Austro-Hungarian Rule
The city's second architectural expansion started following the Austro-Hungarian occupation in the late 19th century and lasted until the beginning of World War I in 1914, after the 1878 treaty of Berlin gave the Austro-Hungarian Empire a mandate to administer Bosnia. The city was modernized during this period. Austro-Hungarians established the city’s first public transportation system and the first telephone lines. Many cultural and educational institutions were founded in this period as well. The National (Land) Museum, the First Sheriate Law High School and the National Theatre. Sarajevo City Hall, Ashkenazi Synagogue, and Catholic Cathedral were also added to the expanding city. The growth of Sarajevo was interrupted on June 28, 1914 when Gavrilo Princip assassinated Austro-Hungarian Archduke Franz Ferdinand and his wife Sophia during their visit to Sarajevo, setting off the chain of events that led to the start of World War I.

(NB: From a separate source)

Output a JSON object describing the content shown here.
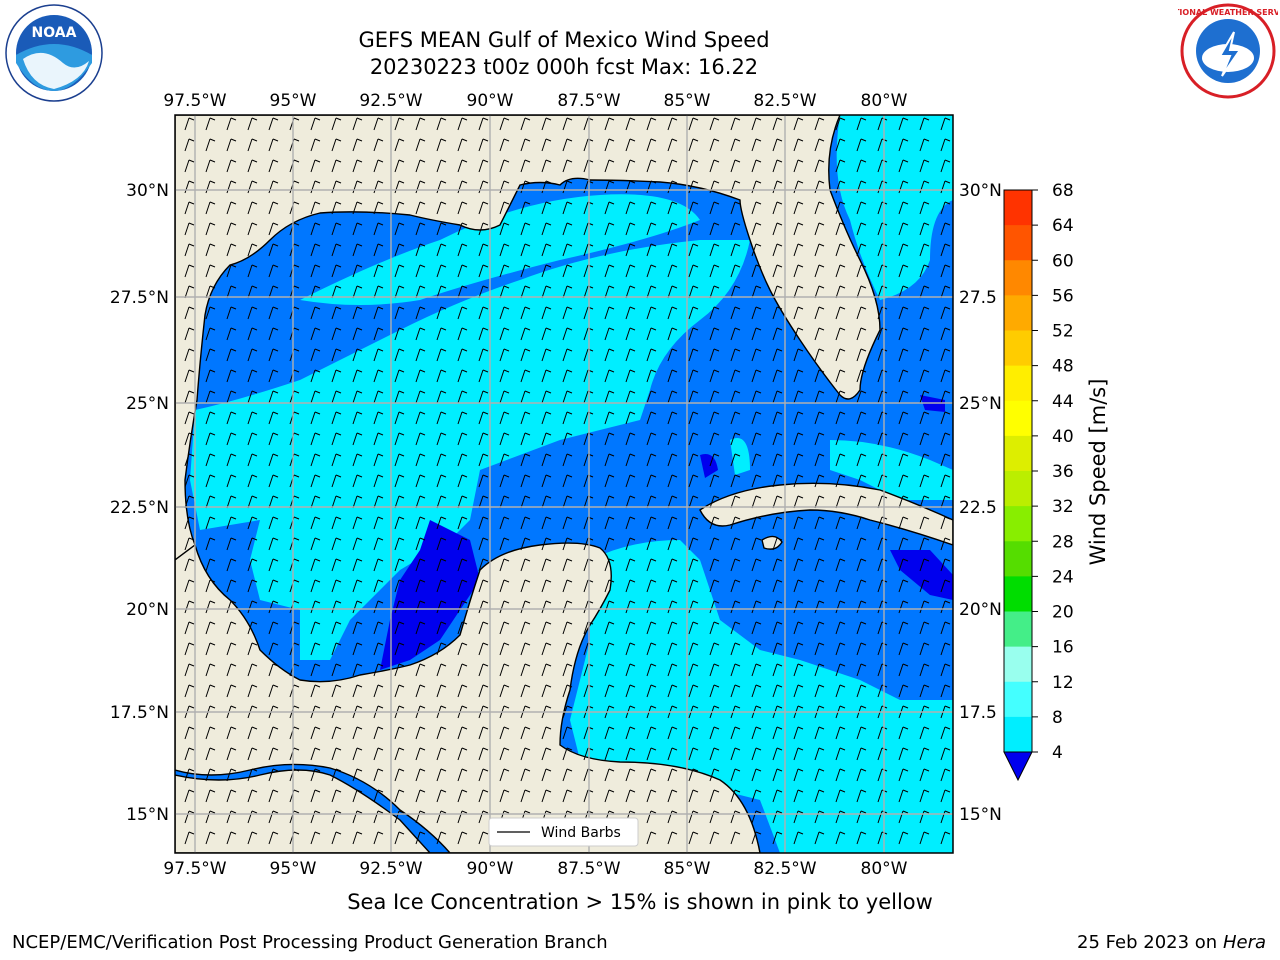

Kingdom of Serbs, Croats and Slovenes
Following the Treaty of Versailles in 1918 that ended World War I, Sarajevo, along with Bosnia and Herzegovina, became a part of the newly-formed Kingdom of Serbs, Croats, and Slovenes. It remained within the later-renamed Kingdom of Yugoslavia until the beginning of World War II, when the monarchy was abolished and, following the end of the war, the new socialist Yugoslavia was created.
 
Yugoslavia and Socialism
The general plan for development of Sarajevo was adopted in 1945, and the city that suffered tremendous losses during World War II under the Germans expanded. German occupation had started in 1941, and Bosnia was assimilated into an atrocious Croatian Ustasha nationalist entity, where multiple atrocities were carried out, particularly against Serbs, many of which took place at the notorious Jasenovac concentration camp south of Zagreb where between 50-70,000 people, mainly Serbs, were slaughtered.
 
In 1943 Josep Brod Tito, leading the Bosnian partisans on covert operations in the mountain fastnesses of the centre of the country, established the basis of the post-war Yugoslavia, of which Bosnia would be one of six republics. Subsequent to the war, Sarajevo was not only rebuilt but considerably expanded as well. It almost tripled in size during its third expansion which took place during the formative years of socialist Yugoslavia. By 1984, when the city hosted the 14th Winter Olympic Games, Sarajevo was a modern capital city of around 500,000 people.

Looking Back
Talk to Bosnians about the Tito era, and it is fondly remembered as a halcyon period set in a kind of aspic of nostalgia, of benevolent socialism, when everybody had a car, a state apartment, holidays on the coast every year, and life was a given. Yes and no, is the answer. The dream was founded on political repression and kept alive by wildly unrealistic economic planning and strategies, based on much heavy foreign borrowing. But for most people, it functioned, Tito kept nationalism at bay, and the country appeared to prosper. It was during this period that Sarajevo developed a reputation as something of a cultural centre, a party town, and acquired the rather clichéd adjective that is so often used to describe it: cosmopolitan. But it was a tougher, fiercely independent and more gutsy series of characteristics that was to carry it through the years of the 1992-1995 war.